“He’s a Winner”
By Steven Pressfield | Published: January 1, 2014
At the gym where I work out, there’s a program called Pro Camp that specializes in training professional athletes. They train basketball players, football players, hockey players, track athletes. And they train high school and college athletes whose ambition is to make it to the pros.I was standing with the chief of Pro Camp, T.R. Goodman, watching a 15-year-old high school football player go through his workout. “He’s a winner,” T.R. said.
I was immediately curious. I asked T.R. what he meant. What qualities did he see in this young boy that marked him as an athlete with a future? What is the difference between a pro and a non-pro?
What did T.R. mean by “winner?”
Of course I was thinking about writers. Athletes and writers face the same challenges.
Both—meaning the readers of this blog and the athletes at Pro Camp—are aspiring to be thoroughgoing pros.
1. Focus
2. Coachability
3. Confidence
4. Concentration
5. Self-evaluation
These are all qualities that you and I have control of in our writing and our artistic lives.
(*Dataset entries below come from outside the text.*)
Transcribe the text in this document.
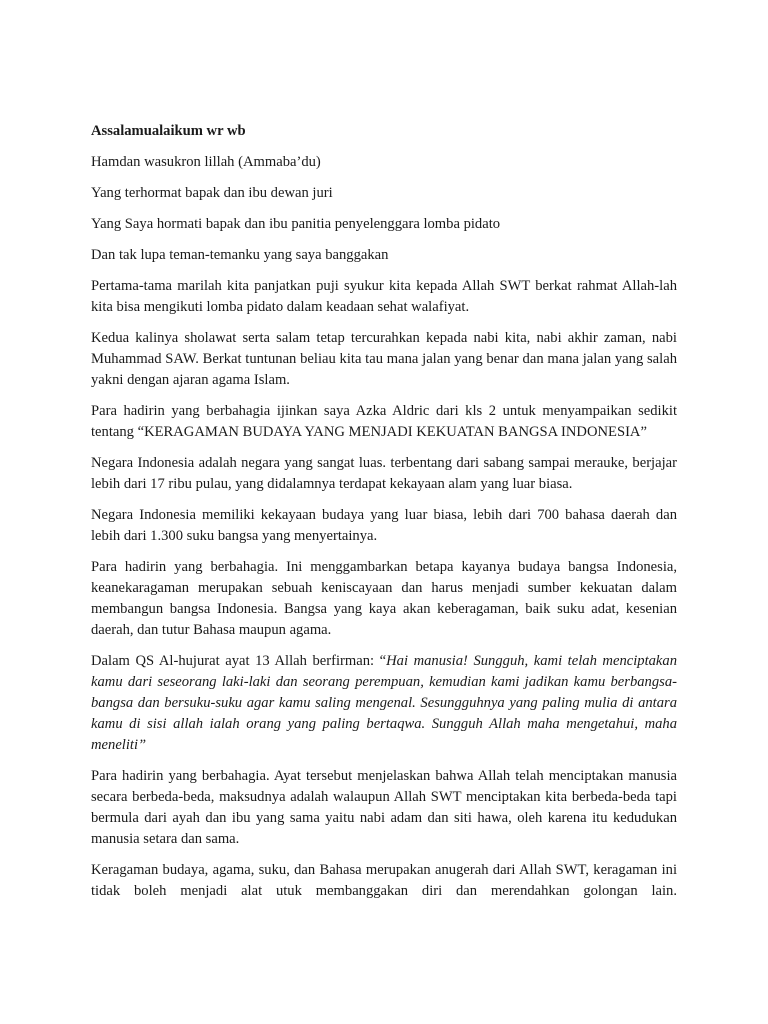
Assalamualaikum wr wb

Hamdan wasukron lillah (Ammaba’du)

Yang terhormat bapak dan ibu dewan juri

Yang Saya hormati bapak dan ibu panitia penyelenggara lomba pidato

Dan tak lupa teman-temanku yang saya banggakan

Pertama-tama marilah kita panjatkan puji syukur kita kepada Allah SWT berkat rahmat Allah-lah kita bisa mengikuti lomba pidato dalam keadaan sehat walafiyat.

Kedua kalinya sholawat serta salam tetap tercurahkan kepada nabi kita, nabi akhir zaman, nabi Muhammad SAW. Berkat tuntunan beliau kita tau mana jalan yang benar dan mana jalan yang salah yakni dengan ajaran agama Islam.

Para hadirin yang berbahagia ijinkan saya Azka Aldric dari kls 2 untuk menyampaikan sedikit tentang “KERAGAMAN BUDAYA YANG MENJADI KEKUATAN BANGSA INDONESIA”

Negara Indonesia adalah negara yang sangat luas. terbentang dari sabang sampai merauke, berjajar lebih dari 17 ribu pulau, yang didalamnya terdapat kekayaan alam yang luar biasa.

Negara Indonesia memiliki kekayaan budaya yang luar biasa, lebih dari 700 bahasa daerah dan lebih dari 1.300 suku bangsa yang menyertainya.

Para hadirin yang berbahagia. Ini menggambarkan betapa kayanya budaya bangsa Indonesia, keanekaragaman merupakan sebuah keniscayaan dan harus menjadi sumber kekuatan dalam membangun bangsa Indonesia. Bangsa yang kaya akan keberagaman, baik suku adat, kesenian daerah, dan tutur Bahasa maupun agama.

Dalam QS Al-hujurat ayat 13 Allah berfirman: “Hai manusia! Sungguh, kami telah menciptakan kamu dari seseorang laki-laki dan seorang perempuan, kemudian kami jadikan kamu berbangsa-bangsa dan bersuku-suku agar kamu saling mengenal. Sesungguhnya yang paling mulia di antara kamu di sisi allah ialah orang yang paling bertaqwa. Sungguh Allah maha mengetahui, maha meneliti”

Para hadirin yang berbahagia. Ayat tersebut menjelaskan bahwa Allah telah menciptakan manusia secara berbeda-beda, maksudnya adalah walaupun Allah SWT menciptakan kita berbeda-beda tapi bermula dari ayah dan ibu yang sama yaitu nabi adam dan siti hawa, oleh karena itu kedudukan manusia setara dan sama.

Keragaman budaya, agama, suku, dan Bahasa merupakan anugerah dari Allah SWT, keragaman ini tidak boleh menjadi alat utuk membanggakan diri dan merendahkan golongan lain.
We can’t choose how smart or how pretty or how verbal we are. But we can choose what we want and how much we want it. We can choose how hard we’re willing to work to achieve our goals. We can elect to tune out distractions. We can decide how much we’re willing to sacrifice and over how long a period we’re willing to make that sacrifice. We can commit over the long haul and in the face of adversity.
Those capacities are all within our power.